Selahaddin Eş Çakırgil, son günlerde bir furya halini alan `emekli general itirafları`ndan yola çıkarak kavmiyetçilik ideolojisinin açtığı yaraları ele alıyor ve çarenin yeniden İslam milletinde buluşmakta olduğunu vurguluyor

‘Kürdçülük’, türkçülüğün iflâsını haykıran bir zakkum meyvesi..

Selahaddin Eş Çakırgil, son günlerde bir furya halini alan "emekli general itirafları"ndan yola çıkarak kavmiyetçilik ideolojisinin açtığı yaraları ele alıyor ve çarenin yeniden İslam milletinde buluşmakta olduğunu vurguluyor. İşte Çakırgil'in ‘Kürdçülük’, türkçülüğün iflâsını haykıran bir zakkum meyvesi.." başlıklı yazısı:

  

İleri gelen türkçülerden ve akademisyen olarak uzun yıllar Amerika’da bulunan Prof. Reha Oğuz Türkkan, 30 yıl öncelerde, ‘türkçülüğün, ‘İslam’ın sosyal hayattan kovulması’ operasyonu sonrasında, meydana gelen ideolojik boşluğun doldurulması için en yüksek seviyede resmî himayeye mahzar olduğunu’ yazdığında, çoğumuz üzerinde durmamıştık..

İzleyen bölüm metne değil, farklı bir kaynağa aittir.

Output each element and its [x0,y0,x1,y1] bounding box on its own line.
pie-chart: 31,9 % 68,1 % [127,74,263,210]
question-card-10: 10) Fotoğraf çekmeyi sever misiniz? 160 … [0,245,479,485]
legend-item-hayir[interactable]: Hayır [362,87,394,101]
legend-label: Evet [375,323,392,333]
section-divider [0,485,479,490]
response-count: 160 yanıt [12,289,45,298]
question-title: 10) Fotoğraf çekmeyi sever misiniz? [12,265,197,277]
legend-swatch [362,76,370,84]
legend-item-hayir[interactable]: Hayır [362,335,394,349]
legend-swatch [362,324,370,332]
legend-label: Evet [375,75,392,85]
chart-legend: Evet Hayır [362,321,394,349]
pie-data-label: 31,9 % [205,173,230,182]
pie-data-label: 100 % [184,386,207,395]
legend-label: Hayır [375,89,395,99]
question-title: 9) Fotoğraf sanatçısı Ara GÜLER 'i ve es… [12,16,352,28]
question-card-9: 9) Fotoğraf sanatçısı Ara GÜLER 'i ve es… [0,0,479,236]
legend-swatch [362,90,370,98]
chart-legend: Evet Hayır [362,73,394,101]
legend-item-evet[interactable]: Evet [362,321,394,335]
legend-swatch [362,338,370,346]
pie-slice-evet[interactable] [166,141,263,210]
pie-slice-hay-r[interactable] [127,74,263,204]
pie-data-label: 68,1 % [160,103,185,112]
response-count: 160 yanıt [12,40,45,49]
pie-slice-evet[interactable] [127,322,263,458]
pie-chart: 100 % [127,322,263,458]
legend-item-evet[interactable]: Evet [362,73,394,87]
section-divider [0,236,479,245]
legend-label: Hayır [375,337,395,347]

Halbuki, bu sözler, gerçekte, M. Kemal’in, 1925’te Ankara Hukuk Mektebi ((dün, kuruluşunun 82. yıldönümü için merasimler yapılan Hukuk Fakültesi)’nin açılışında yaptığı konuşmada dile getirdiği ‘milletin, varlığını devam ettirmek için, asırlardır varolan ‘inanç’ yerine, ‘türk milliyeti’ bağını kabul ettiğini’  ifade eden görüşleriyle aynıydı.

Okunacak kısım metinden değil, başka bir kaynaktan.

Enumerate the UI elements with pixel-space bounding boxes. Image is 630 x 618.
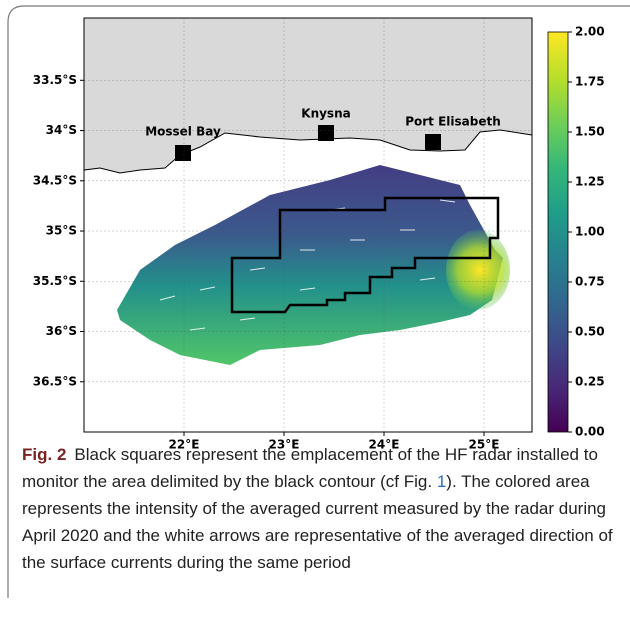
colorbar-tick-label: 0.50 bbox=[575, 325, 605, 339]
lat-tick-label: 34°S bbox=[46, 123, 77, 137]
colorbar-tick-label: 1.00 bbox=[575, 225, 605, 239]
caption-text: ). The colored area represents the inten… bbox=[22, 472, 613, 572]
caption: Fig. 2 Black squares represent the emplac… bbox=[22, 441, 622, 576]
colorbar-tick-label: 1.75 bbox=[575, 75, 605, 89]
lat-tick-label: 36°S bbox=[46, 324, 77, 338]
colorbar-tick-label: 0.00 bbox=[575, 425, 605, 439]
colorbar bbox=[547, 31, 569, 433]
lat-tick-label: 36.5°S bbox=[33, 374, 77, 388]
lat-tick-label: 35°S bbox=[46, 224, 77, 238]
lat-tick-label: 34.5°S bbox=[33, 173, 77, 187]
place-label: Port Elisabeth bbox=[405, 115, 501, 129]
place-label: Knysna bbox=[301, 107, 350, 121]
colorbar-tick-label: 2.00 bbox=[575, 25, 605, 39]
radar-site bbox=[318, 125, 334, 141]
colorbar-tick-label: 0.75 bbox=[575, 275, 605, 289]
colorbar-tick-label: 1.50 bbox=[575, 125, 605, 139]
caption-label: Fig. 2 bbox=[22, 445, 67, 464]
colorbar-tick-label: 1.25 bbox=[575, 175, 605, 189]
current-field-high bbox=[446, 230, 510, 310]
map-frame bbox=[83, 17, 533, 433]
map: Mossel Bay Knysna Port Elisabeth bbox=[83, 17, 533, 433]
figure-link[interactable]: 1 bbox=[436, 472, 447, 491]
current-arrows bbox=[159, 199, 456, 331]
lon-tick-label: 23°E bbox=[269, 438, 300, 452]
lat-tick-label: 35.5°S bbox=[33, 274, 77, 288]
current-field bbox=[117, 165, 503, 365]
figure-frame bbox=[7, 5, 630, 598]
lat-tick-label: 33.5°S bbox=[33, 73, 77, 87]
lon-tick-label: 25°E bbox=[469, 438, 500, 452]
colorbar-tick-label: 0.25 bbox=[575, 375, 605, 389]
lon-tick-label: 24°E bbox=[369, 438, 400, 452]
land bbox=[83, 17, 533, 174]
radar-site bbox=[425, 134, 441, 150]
radar-site bbox=[175, 145, 191, 161]
place-label: Mossel Bay bbox=[145, 125, 221, 139]
caption-text: Black squares represent the emplacement … bbox=[22, 445, 598, 491]
radar-contour bbox=[230, 196, 500, 314]
lon-tick-label: 22°E bbox=[169, 438, 200, 452]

Bu düşünce yeni değildi.. Daha önceden ‘İttihadçı’lar ve ondan da önce, (Jön /Jeune/ Genç Türkler) ve hattâ ‘Yeni Osmanlılar’da bile, Osmanlı devletinin kurucu-aslî unsuru olduğu görüşüne ağırlık veriliyordu. Çünkü, 1789- Fransız Devrimi’nden sonra Avrupa’nın sosyal denkleminin yeniden oluşmasında daha bir etkili olan kavmiyetçi/ nasyonalist cereyanlar, Osmanlı toplumunun bünyesinde de yansımalar meydana getiriyor ve okumuş kesimler, ‘pan-turanist’ hayâllere kapılıyordu.. (Müslüman) Arnavutluk’taki nasyonalist isyanlardan sonra, arab diyarlarında İngiliz emperyalizmince uyandırılan ‘arabçılık’ cereyanlarının da, İttihadçı’ların türkçü yaklaşımlarından cesaret alması, tabiî idi..

Osmanlı’nın tarih sahnesinden yok edilmesinden sonra, onun enkazı üzerinde kurulan yığınla yeni devletlerin halklarını, bir hapishane mentalitesiyle oluşturulan yeni devletlerin sınırları içinde bir arada tutacak ve dışarıdan daha bir koparacak ve dışarıya karşı savunma refleksleri oluşturabilecek en etkili cereyanlardan birisi,  kavmiyetçilik/ nasyonalizm idi..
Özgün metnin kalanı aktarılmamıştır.